Updating a central data warehouse or reporting database
When you are working with large datasets, or very active reporting users, it’s best to offload the reporting to a dedicated reporting database or data warehouse. This can be achieved using existing ETL tools with support for OData or REST, or by creating an ETL script.
One example is SnapLogic. This is a cloud integration platform, where you can retrieve data from different sources, modify the data, and send it to a destination. SnapLogic offers a “REST Snap,” which you can configure to read data from a Mendix OData service. You can then load the data into a data warehouse, for example Amazon RedShift using the “Redshift insert Snap.”

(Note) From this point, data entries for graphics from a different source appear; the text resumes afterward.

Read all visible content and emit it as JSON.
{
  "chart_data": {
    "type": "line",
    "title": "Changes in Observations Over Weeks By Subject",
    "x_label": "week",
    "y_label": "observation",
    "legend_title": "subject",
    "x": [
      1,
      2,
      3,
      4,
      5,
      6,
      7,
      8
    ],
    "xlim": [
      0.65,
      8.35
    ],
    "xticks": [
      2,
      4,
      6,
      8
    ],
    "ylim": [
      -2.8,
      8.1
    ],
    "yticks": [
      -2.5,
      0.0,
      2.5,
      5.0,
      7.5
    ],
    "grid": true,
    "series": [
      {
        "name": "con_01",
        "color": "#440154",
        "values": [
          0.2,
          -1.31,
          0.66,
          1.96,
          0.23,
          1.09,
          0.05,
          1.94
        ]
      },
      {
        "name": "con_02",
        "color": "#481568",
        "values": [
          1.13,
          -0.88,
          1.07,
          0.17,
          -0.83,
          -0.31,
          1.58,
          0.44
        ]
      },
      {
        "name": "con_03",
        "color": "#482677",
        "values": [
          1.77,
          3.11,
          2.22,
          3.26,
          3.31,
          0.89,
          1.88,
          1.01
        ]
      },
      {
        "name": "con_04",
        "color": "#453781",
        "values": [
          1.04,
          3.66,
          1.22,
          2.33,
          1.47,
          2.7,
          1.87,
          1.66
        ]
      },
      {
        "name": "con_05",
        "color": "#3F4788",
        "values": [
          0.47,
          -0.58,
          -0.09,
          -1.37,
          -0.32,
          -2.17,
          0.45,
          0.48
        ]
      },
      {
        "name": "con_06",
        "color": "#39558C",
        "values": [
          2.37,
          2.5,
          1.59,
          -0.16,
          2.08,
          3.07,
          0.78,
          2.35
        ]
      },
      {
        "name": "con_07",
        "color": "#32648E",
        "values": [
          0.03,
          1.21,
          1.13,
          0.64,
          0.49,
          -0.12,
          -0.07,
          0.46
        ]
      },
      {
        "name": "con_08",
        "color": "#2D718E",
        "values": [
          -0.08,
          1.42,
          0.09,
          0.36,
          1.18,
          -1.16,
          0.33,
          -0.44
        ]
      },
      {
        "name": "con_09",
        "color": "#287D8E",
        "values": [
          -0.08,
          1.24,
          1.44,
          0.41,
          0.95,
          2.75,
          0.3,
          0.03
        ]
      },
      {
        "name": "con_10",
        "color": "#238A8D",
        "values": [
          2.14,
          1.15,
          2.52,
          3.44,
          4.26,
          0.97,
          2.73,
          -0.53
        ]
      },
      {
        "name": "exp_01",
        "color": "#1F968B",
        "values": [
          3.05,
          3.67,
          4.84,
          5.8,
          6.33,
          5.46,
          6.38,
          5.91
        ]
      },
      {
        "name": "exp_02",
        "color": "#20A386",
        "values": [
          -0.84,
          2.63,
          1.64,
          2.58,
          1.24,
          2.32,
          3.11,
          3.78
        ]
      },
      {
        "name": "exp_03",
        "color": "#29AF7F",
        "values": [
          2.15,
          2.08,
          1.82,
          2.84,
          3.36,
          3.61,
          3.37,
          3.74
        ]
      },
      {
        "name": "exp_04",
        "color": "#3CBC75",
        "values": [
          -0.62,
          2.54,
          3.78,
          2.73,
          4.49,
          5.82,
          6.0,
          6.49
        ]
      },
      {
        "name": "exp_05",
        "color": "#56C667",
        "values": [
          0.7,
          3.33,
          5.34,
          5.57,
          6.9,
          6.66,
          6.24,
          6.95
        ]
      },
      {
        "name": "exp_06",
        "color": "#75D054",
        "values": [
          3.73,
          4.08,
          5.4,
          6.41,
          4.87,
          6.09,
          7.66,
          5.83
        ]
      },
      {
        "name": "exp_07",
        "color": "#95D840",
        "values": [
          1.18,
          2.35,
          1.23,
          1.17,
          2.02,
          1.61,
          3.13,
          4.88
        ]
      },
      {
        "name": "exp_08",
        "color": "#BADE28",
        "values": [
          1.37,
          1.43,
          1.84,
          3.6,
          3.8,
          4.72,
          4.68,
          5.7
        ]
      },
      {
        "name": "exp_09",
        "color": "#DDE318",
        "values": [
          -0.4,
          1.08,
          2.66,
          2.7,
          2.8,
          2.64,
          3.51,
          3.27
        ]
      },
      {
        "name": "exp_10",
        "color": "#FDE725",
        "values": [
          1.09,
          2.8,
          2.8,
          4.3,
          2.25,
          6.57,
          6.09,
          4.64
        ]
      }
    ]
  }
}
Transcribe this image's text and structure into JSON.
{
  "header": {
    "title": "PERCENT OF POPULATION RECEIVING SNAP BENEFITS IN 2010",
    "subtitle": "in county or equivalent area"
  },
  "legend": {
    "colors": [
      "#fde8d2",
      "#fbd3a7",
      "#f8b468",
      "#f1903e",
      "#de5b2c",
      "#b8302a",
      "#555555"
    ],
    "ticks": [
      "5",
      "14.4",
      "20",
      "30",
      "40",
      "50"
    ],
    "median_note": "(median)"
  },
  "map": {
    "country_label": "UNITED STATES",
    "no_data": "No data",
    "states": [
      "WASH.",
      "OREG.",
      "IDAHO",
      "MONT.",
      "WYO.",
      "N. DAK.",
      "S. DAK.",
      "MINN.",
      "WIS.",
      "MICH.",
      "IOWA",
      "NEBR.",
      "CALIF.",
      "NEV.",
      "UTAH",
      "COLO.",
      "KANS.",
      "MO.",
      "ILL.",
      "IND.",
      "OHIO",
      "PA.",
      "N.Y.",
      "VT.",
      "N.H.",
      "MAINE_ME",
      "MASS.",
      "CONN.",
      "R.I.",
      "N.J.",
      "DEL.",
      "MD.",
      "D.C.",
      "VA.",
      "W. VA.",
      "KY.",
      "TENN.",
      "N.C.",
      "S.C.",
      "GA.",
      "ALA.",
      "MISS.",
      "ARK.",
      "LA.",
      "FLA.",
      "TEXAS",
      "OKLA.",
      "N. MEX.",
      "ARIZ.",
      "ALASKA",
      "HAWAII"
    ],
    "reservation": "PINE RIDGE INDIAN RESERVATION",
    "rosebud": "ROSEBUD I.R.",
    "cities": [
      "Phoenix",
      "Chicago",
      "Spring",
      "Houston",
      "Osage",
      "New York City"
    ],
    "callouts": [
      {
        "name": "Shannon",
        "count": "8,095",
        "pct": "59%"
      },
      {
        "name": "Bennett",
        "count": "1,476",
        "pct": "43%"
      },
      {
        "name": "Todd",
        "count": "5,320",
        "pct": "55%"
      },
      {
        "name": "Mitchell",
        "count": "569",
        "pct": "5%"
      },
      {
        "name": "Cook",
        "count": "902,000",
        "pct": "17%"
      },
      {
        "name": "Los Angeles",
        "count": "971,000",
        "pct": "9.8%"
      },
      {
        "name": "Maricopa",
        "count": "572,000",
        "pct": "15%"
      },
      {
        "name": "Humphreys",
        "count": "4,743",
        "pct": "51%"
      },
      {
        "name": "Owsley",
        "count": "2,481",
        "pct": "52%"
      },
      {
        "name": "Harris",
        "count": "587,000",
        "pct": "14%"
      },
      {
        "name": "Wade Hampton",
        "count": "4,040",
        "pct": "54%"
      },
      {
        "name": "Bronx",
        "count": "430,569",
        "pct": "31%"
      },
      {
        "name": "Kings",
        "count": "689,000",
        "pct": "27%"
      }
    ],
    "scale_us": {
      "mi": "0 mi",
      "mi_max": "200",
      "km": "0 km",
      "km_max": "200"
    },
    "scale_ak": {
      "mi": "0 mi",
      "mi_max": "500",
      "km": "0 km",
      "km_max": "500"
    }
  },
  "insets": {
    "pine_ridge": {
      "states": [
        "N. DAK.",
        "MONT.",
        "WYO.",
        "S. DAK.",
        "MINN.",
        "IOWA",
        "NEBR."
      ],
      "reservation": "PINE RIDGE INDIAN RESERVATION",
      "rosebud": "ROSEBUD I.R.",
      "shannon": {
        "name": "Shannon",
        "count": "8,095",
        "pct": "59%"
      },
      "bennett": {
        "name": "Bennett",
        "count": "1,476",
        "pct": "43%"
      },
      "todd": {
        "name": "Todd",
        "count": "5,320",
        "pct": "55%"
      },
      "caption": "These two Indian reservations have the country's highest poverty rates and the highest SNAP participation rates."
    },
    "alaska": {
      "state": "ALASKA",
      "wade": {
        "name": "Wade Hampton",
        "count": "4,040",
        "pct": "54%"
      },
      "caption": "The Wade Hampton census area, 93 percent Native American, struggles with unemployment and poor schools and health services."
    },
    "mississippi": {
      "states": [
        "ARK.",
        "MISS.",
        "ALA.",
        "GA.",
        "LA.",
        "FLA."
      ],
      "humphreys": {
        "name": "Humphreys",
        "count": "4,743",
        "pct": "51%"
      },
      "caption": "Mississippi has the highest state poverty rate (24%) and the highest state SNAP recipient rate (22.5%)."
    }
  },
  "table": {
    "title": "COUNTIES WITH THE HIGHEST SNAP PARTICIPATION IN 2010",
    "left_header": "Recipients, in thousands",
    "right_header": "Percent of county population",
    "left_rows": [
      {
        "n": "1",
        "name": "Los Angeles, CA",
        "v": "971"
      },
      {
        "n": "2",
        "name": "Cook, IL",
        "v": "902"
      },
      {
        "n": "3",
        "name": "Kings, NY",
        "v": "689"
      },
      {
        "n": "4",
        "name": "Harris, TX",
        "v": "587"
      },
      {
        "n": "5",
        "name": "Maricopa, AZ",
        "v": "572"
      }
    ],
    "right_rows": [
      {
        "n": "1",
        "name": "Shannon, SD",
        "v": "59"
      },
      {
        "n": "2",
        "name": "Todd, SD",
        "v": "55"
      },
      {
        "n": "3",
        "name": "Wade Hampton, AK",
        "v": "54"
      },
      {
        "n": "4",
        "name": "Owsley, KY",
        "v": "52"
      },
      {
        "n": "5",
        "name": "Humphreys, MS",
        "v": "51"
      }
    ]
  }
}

Use of Mendix data in native mobile applications
OData services are also a great way to provide data for native mobile applications. Through OData, the application has a flexible query facility to retrieve the data required from a Mendix server into the application. And since OData is just REST, all mobile platforms can take advantage. If you also want to provide ways to modify data from a mobile client, you can create a number of services using the REST module or via webservices.
I hope by now you are as excited about this new Mendix feature as we are. It opens up limitless possibilities to do more with the data in your Mendix applications. We are very curious to know how you will use it in your solutions and what insight it will provide your users!